Sunday, July 7, 2013

Lovely Lublin

Four weekends in Poland since my arrival in 4 different Polish cities. It's been an absolute blast. My trip to Lublin lived up to all of my expectations, and more.


Few things make experiencing a city so enjoyable, as visiting with someone who has fallen in love with it. For my friend Lara, Lublin was where she learned to speak the Polish language, made her best friends, and had amazing memories. Though she'd spent less than two months of her life there, she was completely enchanted. From the first moment she mentioned a trip there, I was fully committed. We initially thought our plans may be spoiled by lack of free hostel rooms (which is a bit bizarre, considering we looked a month in advance, and Lublin is by no means a tourist town), but we were able to put together a plan for a weekend away there. Last Friday, Julie, Lara, and I hopped on a PolskiBus (which is much more efficient/clean/comfortable/modern than the Polish train system), and headed to Lublin to stay with Lara's friend Maria.

We got in late Friday evening, but we rallied our strength and headed into old town for our first glimpse of the city. While Lublin is still in need of some repairs, it is in the process of grand renovations, which are fully revitalizing the beautiful historic districts. After an initial walk, we got some not so traditional kebabs at Kebab Habiby. If you aren't aware, kebabs are quite fashionable street food in Europe, especially from Germany on East.
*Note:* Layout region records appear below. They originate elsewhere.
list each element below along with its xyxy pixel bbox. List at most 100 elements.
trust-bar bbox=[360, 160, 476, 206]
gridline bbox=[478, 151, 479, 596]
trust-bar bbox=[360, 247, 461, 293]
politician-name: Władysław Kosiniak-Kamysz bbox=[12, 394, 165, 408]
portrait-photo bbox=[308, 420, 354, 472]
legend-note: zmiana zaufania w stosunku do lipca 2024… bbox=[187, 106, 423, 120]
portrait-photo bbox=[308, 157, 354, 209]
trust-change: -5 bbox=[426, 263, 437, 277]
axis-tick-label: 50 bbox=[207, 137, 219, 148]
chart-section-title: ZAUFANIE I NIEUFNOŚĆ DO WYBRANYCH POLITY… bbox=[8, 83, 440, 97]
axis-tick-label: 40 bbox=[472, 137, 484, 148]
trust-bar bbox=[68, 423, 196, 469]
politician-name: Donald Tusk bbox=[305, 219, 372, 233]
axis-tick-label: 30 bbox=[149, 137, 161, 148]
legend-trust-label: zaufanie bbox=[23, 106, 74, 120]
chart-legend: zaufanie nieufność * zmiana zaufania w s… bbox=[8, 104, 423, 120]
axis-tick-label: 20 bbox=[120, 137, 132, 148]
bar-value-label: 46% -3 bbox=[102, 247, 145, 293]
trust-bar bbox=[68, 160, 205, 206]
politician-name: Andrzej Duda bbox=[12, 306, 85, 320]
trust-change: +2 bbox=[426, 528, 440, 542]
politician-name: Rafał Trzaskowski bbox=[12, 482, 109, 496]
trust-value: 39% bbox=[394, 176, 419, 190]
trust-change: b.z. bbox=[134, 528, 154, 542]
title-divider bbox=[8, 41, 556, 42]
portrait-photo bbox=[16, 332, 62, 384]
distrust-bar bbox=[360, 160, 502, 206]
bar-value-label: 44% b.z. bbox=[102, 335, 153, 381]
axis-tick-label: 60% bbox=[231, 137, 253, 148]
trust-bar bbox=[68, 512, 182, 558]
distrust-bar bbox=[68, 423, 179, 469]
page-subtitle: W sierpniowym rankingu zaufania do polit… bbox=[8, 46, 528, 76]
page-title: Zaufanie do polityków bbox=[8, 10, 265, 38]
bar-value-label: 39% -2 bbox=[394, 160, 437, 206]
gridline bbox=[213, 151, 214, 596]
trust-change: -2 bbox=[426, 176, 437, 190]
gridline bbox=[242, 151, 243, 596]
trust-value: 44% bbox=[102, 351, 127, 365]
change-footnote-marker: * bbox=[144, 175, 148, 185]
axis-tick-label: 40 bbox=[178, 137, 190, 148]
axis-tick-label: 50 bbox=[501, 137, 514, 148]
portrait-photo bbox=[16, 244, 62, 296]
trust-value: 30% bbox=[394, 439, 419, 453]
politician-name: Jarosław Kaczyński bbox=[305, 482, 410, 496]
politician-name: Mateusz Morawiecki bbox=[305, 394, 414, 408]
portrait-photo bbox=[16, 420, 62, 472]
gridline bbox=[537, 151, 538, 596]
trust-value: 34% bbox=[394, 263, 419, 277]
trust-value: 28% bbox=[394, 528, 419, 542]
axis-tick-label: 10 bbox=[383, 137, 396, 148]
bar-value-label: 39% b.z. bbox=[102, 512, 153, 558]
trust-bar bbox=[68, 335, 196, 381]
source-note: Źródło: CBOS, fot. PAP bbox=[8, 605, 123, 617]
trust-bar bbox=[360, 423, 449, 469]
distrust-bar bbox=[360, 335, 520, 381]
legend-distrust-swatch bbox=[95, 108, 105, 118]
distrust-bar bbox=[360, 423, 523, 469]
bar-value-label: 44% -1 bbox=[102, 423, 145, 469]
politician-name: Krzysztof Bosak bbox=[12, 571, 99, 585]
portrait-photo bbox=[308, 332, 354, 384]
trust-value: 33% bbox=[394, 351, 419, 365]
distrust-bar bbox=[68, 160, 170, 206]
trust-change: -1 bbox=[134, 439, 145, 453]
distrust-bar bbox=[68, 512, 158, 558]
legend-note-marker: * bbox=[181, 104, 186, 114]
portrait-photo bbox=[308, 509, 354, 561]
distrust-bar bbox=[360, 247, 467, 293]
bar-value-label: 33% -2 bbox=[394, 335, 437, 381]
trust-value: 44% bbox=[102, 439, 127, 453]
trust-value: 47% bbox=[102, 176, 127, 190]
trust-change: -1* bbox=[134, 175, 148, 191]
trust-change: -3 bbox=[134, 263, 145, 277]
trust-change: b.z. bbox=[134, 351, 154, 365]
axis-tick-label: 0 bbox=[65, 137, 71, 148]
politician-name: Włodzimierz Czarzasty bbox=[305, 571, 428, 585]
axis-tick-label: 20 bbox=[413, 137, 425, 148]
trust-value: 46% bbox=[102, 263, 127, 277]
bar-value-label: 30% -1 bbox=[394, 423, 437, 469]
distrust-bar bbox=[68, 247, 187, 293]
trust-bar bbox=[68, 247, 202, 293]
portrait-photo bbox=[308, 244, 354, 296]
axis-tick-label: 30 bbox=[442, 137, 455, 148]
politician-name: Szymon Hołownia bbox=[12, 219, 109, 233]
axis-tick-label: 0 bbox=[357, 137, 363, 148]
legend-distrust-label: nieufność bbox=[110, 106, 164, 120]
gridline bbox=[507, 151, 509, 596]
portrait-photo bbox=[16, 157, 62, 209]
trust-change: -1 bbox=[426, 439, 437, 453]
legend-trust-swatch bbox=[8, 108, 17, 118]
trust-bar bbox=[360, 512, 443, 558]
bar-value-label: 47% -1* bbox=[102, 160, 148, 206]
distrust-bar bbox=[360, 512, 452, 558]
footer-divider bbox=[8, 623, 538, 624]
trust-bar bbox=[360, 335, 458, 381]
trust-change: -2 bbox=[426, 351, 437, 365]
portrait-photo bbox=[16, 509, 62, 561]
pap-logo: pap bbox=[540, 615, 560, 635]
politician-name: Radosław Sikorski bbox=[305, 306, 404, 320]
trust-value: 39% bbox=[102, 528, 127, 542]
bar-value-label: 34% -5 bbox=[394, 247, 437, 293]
I've had some delicious kebabs during my time abroad, but Kebab Habiby's are likely my favorite. There that kind of truly amazing food that you dream about afterwards. If you're in Lublin, before you get pierogi or nalesniki, I suggest you first get a lamb kebab with mixed garlic and hot sauces at Kebab Habiby (my mouth is watering just thinking about them).

After a walk and dinner, we even managed to muster up enough energy for a drink out (working long weeks really kills your affinity for "going out" on the weekends) at Club Opium. Luckily, it turned out it was a pretty chill night at the bar, and we enjoyed beers in a lounge area, before heading back for some much needed rest.

Saturday morning I got to sleep in a little. Maria kindly squeezed all of us into her very functional apartment, and fed us some delicious breakfast, before serving as our chauffeur and tour guide of the area. Most of Saturday was spent touring nearby Majdanek. After our trip there, we had a late lunch at an Irish pub (it was by no means a traditional weekend in terms of food), before exploring more of Old Town Lublin. It was fun to walk around and hear Lara's stories about her time there. She actually participated in an intensive language course in Lublin, where she spent 8 hours a day in courses, and any free time out exploring the town and nearby areas. It obviously payed off, as Lara is one of the few Americans I've ever met who is fluent in Polish (I can barely say hello and excuse me).

Old Town Lublin

Archway in Old Town Lublin

Julie, Lara, and I in Old Town Lublin

Saturday night we squeezed another person into the apartment, one of Maria's friends who was visiting from Warsaw. After some brief rest, we headed back to Old Town for a night out at Dom Kultury. Lublin is a large university town, hosting thousands of students at its six universities. As a result, it has a wonderfully eclectic nightlife. The club we went to is newer, and it is absolutely amazing. I had a really great time. Lara had really wanted to go out in Lublin, both to relive her glory days of summers there, and to celebrate her friend Maria's upcoming wedding. Maria's getting married to an American in September, so this was the only opportunity Lara had to go out with her before the big day. As a result, we threw her an unofficial bachelorette/girl's night out, which I think was quite a success. The DJ was excellent, and we had a blast dancing and getting to know one another.

The weekend went by too quickly, as it was Sunday before I knew it. Maria dropped us and our luggage off in Old Town so we could spend the last hours of our time in Lublin there, before catching our bus back to Warsaw. We spent most of the day at Lublin Castle. It's one of the highlights of visiting the town. Though the facade is a little underwhelming, it hosts a very interesting folk art museum, and the absolutely breathtaking Holy Trinity Chapel. If ever in Lublin, it's a must-see. The Chapel was originally completed in 1418, and is decorated with paintings displaying a mix of Western and Eastern Orthodox styles. Most of the castle was completely renovated when Russia took over the area in the 1800s, and from 1831-1954, the castle served as a prison (under the Tsars of Russia, free Poland, Nazi occupation, and Soviet rule), but the Chapel was spared.

Holy Trinity Chapel at Lublin Castle

Panorama of Holy Trinity Chapel

View of Old Town Lublin from Lublin Castle

The trip back to Warsaw was restless. I was sad to leave Lublin, but also ready to be "home" and relax. It was a great way to mark my halfway point for my trip, and to say goodbye to Lara before she headed back to the United States. It seems the constant question for the last week has been, where is the summer going?